Noisy, Migratory, Parasitic… Channel-billed Cuckoos
Channel-billed Cuckoos are big, impressive birds. They have been regarded as uncommon migrants in Sydney, which visit to breed from around September to March. However, in recent summers in the Eastern Suburbs they have not been uncommon at all. There are numerous good places to listen and look for them around the local area, particularly in big old trees in parks and along roadsides, especially, it seems, where there is a prevalence of figs. They attract attention because of their repeated trumpeting calls.
They are usually heard in the tops of large trees long before they are seen as they are habitually shy, but noisy. They have an unmistakeable call that has been described as a loud, raucous, rising shout that is sometimes heard at night but most often in the early morning and evening.
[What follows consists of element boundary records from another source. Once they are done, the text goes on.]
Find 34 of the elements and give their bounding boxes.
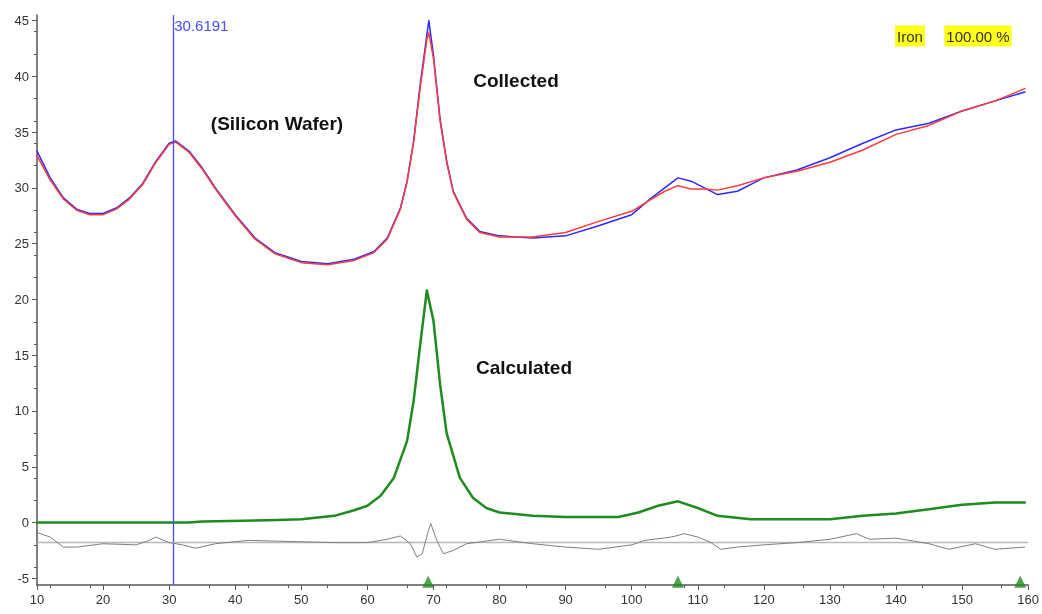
y-tick-label: 10 <box>14 403 29 419</box>
x-tick-label: 140 <box>885 592 907 607</box>
annotation: Calculated <box>475 356 573 378</box>
x-tick-label: 90 <box>558 592 573 607</box>
line-series <box>36 523 1026 558</box>
x-tick-label: 30 <box>161 592 177 607</box>
x-tick-label: 60 <box>360 592 375 607</box>
y-tick-label: 5 <box>21 459 29 475</box>
annotation: Iron <box>897 27 923 45</box>
line-series <box>35 289 1027 524</box>
x-tick-label: 110 <box>687 592 709 607</box>
annotation: 100.00 % <box>946 27 1010 45</box>
y-tick-label: 40 <box>14 68 29 84</box>
x-tick-label: 130 <box>819 592 841 607</box>
x-tick-label: 50 <box>294 592 309 607</box>
x-tick-label: 120 <box>753 592 775 607</box>
annotation: (Silicon Wafer) <box>210 112 344 134</box>
ref-line-label: 30.6191 <box>174 17 229 34</box>
y-tick-label: 25 <box>14 236 29 252</box>
y-tick-label: -5 <box>17 570 29 586</box>
y-tick-label: 20 <box>14 291 29 307</box>
annotation: Collected <box>473 69 559 91</box>
x-tick-label: 40 <box>228 592 243 607</box>
y-tick-label: 15 <box>14 347 29 363</box>
y-tick-label: 0 <box>21 515 29 531</box>
x-tick-label: 80 <box>492 592 507 607</box>
y-tick-label: 35 <box>14 124 29 140</box>
x-tick-label: 150 <box>951 592 973 607</box>
x-tick-label: 20 <box>95 592 111 607</box>
x-tick-label: 160 <box>1017 592 1040 607</box>
x-tick-label: 70 <box>426 592 441 607</box>
y-tick-label: 30 <box>14 180 29 196</box>
y-tick-label: 45 <box>14 13 29 29</box>
x-tick-label: 100 <box>620 592 643 607</box>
They are very large, grey cuckoos with huge pale-tipped bills. Adults are mostly grey with bold dark scalloping to the upper body and upper wings, and a slender tail with a dark terminal band and white rounded tip. They often call in flight, frequently harassed by crows and other birds, when they appear high up as a distinctive silhouette resembling a flying cross with a long slender body, prominent head and neck, a massive bill, and a very long, narrow tail and long, pointed scythe-shaped wings.
Channel-billed Cuckoos normally prefer rainforest, open forest, woodlands, farmland and roadsides wherever there are tall fruiting trees. They are breeding migrants from Indonesia and PNG and spend the summer in the north and east of Australia where they range south to about Shoalhaven. Breeding is parasitic and in the Sydney area the preferred hosts are Pied Currawongs. More than one egg is laid in the nest of the host, and sometimes one pair of currawongs rears two or three young cuckoos, at the expense of their own babies.
Adult Channel-billed Cuckoos roost away from feeding sites, which they fly to early in the day and where they eat mainly the fruits of native trees, especially figs. They also eat other fruits and vegetable matter, and some seeds, insects, and occasionally eggs and young birds. Single birds, pairs or small groups feed in the outer foliage of large fig trees in our region, where they may be very noisy or remain quiet for hours. They often stay all day after feeding, and just sit around and preen or remain motionless for long periods.
Channel-billed Cuckoos are generally common and conspicuous within their range and may have benefited from land clearing and a consequent increase in host species to rear their young. Certainly in the Sydney region they are commoner now than in the past, as are the Pied Currawongs, which have benefitted from exotic berry trees planted in suburban areas.
While some birds may die as a result of collisions with reflecting windows, overall it appears that Channel-billed Cuckoos are doing well in the Eastern Suburbs, largely due to adequate food availability and improved child-minding facilities.